This repository contains the orgxtract package and CLI.
We develop with Pipenv. A guide for setting up a dev environment is on the The Hitchhiker’s Guide to Python.
To run the project Python 3 and a package installer/manager must be installed that can handle pyproject.toml. The following installation steps use Pipenv as example.
Install all dependencies in a virtual environment.
pipenv install -e .
Install the spacy German model.
pipenv run python -m spacy download de_core_news_md
This is a basic example to extract data from the first page of a PDF.
from orgxtract import Document, TextPipeline
import orgxtract.pdf as pdf
# Return the first page of the PDF
drawing = next(pdf.open("examples/orgchart.pdf"))
document = Document.extract(drawing)
# The with statement is only necessary when using threads.
with TextPipeline() as text_pipeline:
texts = document.text_contents.values()
for content in text_pipeline.pipe(texts):
print(content)
This package contains a command line tool.
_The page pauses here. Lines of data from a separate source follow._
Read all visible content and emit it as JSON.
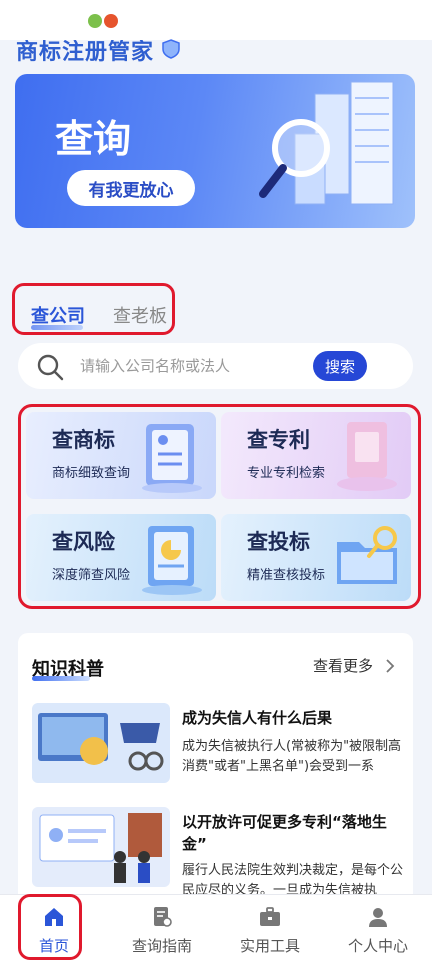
{
  "brand": {
    "title": "商标注册管家"
  },
  "banner": {
    "title": "查询",
    "button_label": "有我更放心"
  },
  "tabs": [
    {
      "label": "查公司",
      "active": true
    },
    {
      "label": "查老板",
      "active": false
    }
  ],
  "search": {
    "placeholder": "请输入公司名称或法人",
    "button_label": "搜索"
  },
  "services": [
    {
      "title": "查商标",
      "subtitle": "商标细致查询"
    },
    {
      "title": "查专利",
      "subtitle": "专业专利检索"
    },
    {
      "title": "查风险",
      "subtitle": "深度筛查风险"
    },
    {
      "title": "查投标",
      "subtitle": "精准查核投标"
    }
  ],
  "knowledge": {
    "title": "知识科普",
    "more_label": "查看更多",
    "articles": [
      {
        "title": "成为失信人有什么后果",
        "desc": "成为失信被执行人(常被称为\"被限制高消费\"或者\"上黑名单\")会受到一系"
      },
      {
        "title": "以开放许可促更多专利“落地生金”",
        "desc": "履行人民法院生效判决裁定，是每个公民应尽的义务。一旦成为失信被执"
      }
    ]
  },
  "bottom_nav": [
    {
      "label": "首页",
      "icon": "home-icon",
      "active": true
    },
    {
      "label": "查询指南",
      "icon": "guide-icon",
      "active": false
    },
    {
      "label": "实用工具",
      "icon": "toolbox-icon",
      "active": false
    },
    {
      "label": "个人中心",
      "icon": "user-icon",
      "active": false
    }
  ],
  "colors": {
    "accent": "#2647d6",
    "highlight": "#e0192d",
    "banner": "#4a78f2"
  }
}
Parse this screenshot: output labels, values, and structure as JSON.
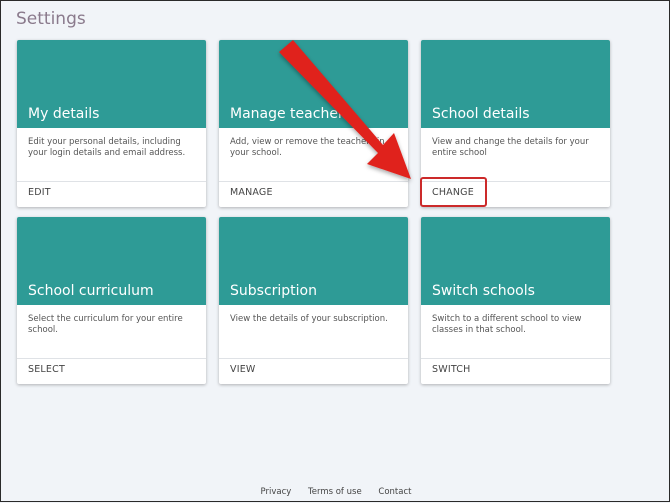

It can be executed by running it as script.
The input can be either a PDF or a directory containing multiple PDFs.
pipenv run python -m orgxtract path/to/input -o path/to/output
Use --help
to see all parameters
The package does use the Python logging module. It is enabled in the CLI and the level can be configured.
We used a subset from the data from these websites.
- https://www.auswaertiges-amt.de/de/service/terminologie/-/215262
- https://de.wikipedia.org/wiki/Besoldungsordnung_B
- https://www.gesetze-im-internet.de/bbesg/anlage_i.html
- https://www.landesrecht-bw.de/bsbw/document/jlr-AmtsbezZusVBWV14Anlage2
- https://www.verwaltungsvorschriften-im-internet.de/bsvwvbund_13022024_D3302001835.htm
- https://www.verwaltungsvorschriften-im-internet.de/bsvwvbund_14092020_D3302001016.htm
- https://de.wikipedia.org/wiki/Bundesministerium_(Deutschland)
The code is licensed under the MIT license. For distribution, the licenses of the dependencies must be consulted.